• Channel Crossings
    Exilés à la frontière franco-britannique : recherche sur les tentatives et les traversées de la Manche par voie maritime, 2018-2021
    http://www.exils.org/channel-crossings

    INTRODUCTION

    Si l’ampleur du phénomène est sans-précédent, les traversées de la Manche par voie maritime sont anciennes. Plusieurs tentatives ont été observées lors de la période de la Jungle de Calais (2014-2016), voire antérieurement. La Plate-forme inter-agences pour le partage d’informations sur le trafic de migrants par voie maritime[1] montre que la France avait rapporté une tentative de traversée par 6 personnes, en juin 2001. Depuis 2018, l’augmentation du nombre de personnes traversant la Manche par la voie maritime est forte, mais « leur nombre reste faible et maîtrisable » [2], comme le rappelaient l’OIM et l’UNHCR l’été dernier. Et même si l’attention médiatique sur les tentatives de passage via des camions ou des véhicules a diminué, ces dernières sont encore très importantes et reste le principal moyen de passage irrégulier : en 2019, « 24 000 migrants » ont été détectés « dans des camions à l’entrée du tunnel sous la Manche ou dans le port de Calais ».[3]
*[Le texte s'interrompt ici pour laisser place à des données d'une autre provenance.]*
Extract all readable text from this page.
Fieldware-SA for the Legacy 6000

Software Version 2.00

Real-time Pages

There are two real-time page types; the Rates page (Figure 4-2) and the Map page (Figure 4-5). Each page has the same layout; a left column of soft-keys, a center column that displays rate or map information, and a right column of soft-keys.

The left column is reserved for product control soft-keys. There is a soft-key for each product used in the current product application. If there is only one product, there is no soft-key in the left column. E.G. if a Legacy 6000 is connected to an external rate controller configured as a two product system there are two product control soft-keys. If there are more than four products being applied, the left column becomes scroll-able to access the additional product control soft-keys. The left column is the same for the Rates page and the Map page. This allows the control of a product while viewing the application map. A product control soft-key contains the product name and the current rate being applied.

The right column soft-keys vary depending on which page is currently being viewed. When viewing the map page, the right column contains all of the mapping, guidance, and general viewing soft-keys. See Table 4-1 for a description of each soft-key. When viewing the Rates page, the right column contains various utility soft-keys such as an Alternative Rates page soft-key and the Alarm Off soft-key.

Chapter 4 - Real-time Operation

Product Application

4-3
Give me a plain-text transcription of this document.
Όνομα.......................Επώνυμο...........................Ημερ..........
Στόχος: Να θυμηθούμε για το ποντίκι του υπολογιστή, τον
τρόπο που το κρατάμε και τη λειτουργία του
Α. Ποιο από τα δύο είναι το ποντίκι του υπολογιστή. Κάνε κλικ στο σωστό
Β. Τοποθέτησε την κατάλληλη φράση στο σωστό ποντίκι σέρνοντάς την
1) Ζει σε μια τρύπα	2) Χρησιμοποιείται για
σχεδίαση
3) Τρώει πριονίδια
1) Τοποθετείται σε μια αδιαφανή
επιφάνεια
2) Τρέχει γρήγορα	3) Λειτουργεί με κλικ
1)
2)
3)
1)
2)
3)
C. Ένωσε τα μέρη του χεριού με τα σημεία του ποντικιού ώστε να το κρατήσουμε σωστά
    Le changement d’une modalité de passage à une autre a déjà été observé sur d’autres frontières, et le recours à des bateaux pour traverser une frontière maritime est aussi observé en Méditerranée centrale et orientale, ainsi que sur certains territoires d’outre-mer français comme Mayotte. Mais un tel phénomène entre des pays d’Europe reste rare, et le littoral nord est la seule façade maritime métropolitaine à y être confrontée.

    En 2019, première année où l’ampleur de ces traversées a fortement augmenté, aucuns travaux de recherche sur ces traversées n’existaient alors. Elles ont rapidement suscité de fortes inquiétudes et réactions des pouvoirs publics, des 2 côtés de la Manche. La prise de risques supplémentaires par cette voie de passage est réelle : entre 2018 et 2020, 11 décès sont formellement liés à des accidents survenus lors d’une tentative de traversée en bateau. Mais malgré les différents plans mis en place par les autorités, les tentatives de traversées persistent, voire s’étalent sur le littoral. Il semble alors pertinent d’essayer de mieux comprendre ce phénomène afin d’adapter les réponses des différents acteurs à la situation.

    Le premier but de cette recherche était ainsi de pouvoir faire un premier état des lieux sur ces traversées et de quantifier ce phénomène, en réalisant une collecte de données (voir plus bas) et en étudiant différentes thématiques :

    La manière dont sont réalisées ces traversées, les opérations de secours, ainsi que la prise en charge des naufragés à terre ;
    Le droit et les réglementations maritime en vigueur dans la Manche ;
    Les actions menées par les autorités à la suite de ces traversées (plan d’actions, accords bilatéraux…) ;
    Les risques de ces traversées et les accidents qui se sont produits ;
    Les profils et les parcours des personnes ayant réalisées ces traversées ;
    Les facteurs à l’origine de ce nouveau mode de passage.

    Le deuxième objectif était de garder une trace écrite et centralisée des différents événements relatifs à ces traversées, notamment les accidents qui se sont produits ces 2 dernières années. Le troisième est de définir des recommandations ou des pistes de travail afin d’éviter de nouveaux accidents dans la Manche, de mieux cerner la situation des personnes présentes sur le littoral et leur proposer des solutions qui leur permettraient d’exercer leurs droits sans avoir à prendre ces risques.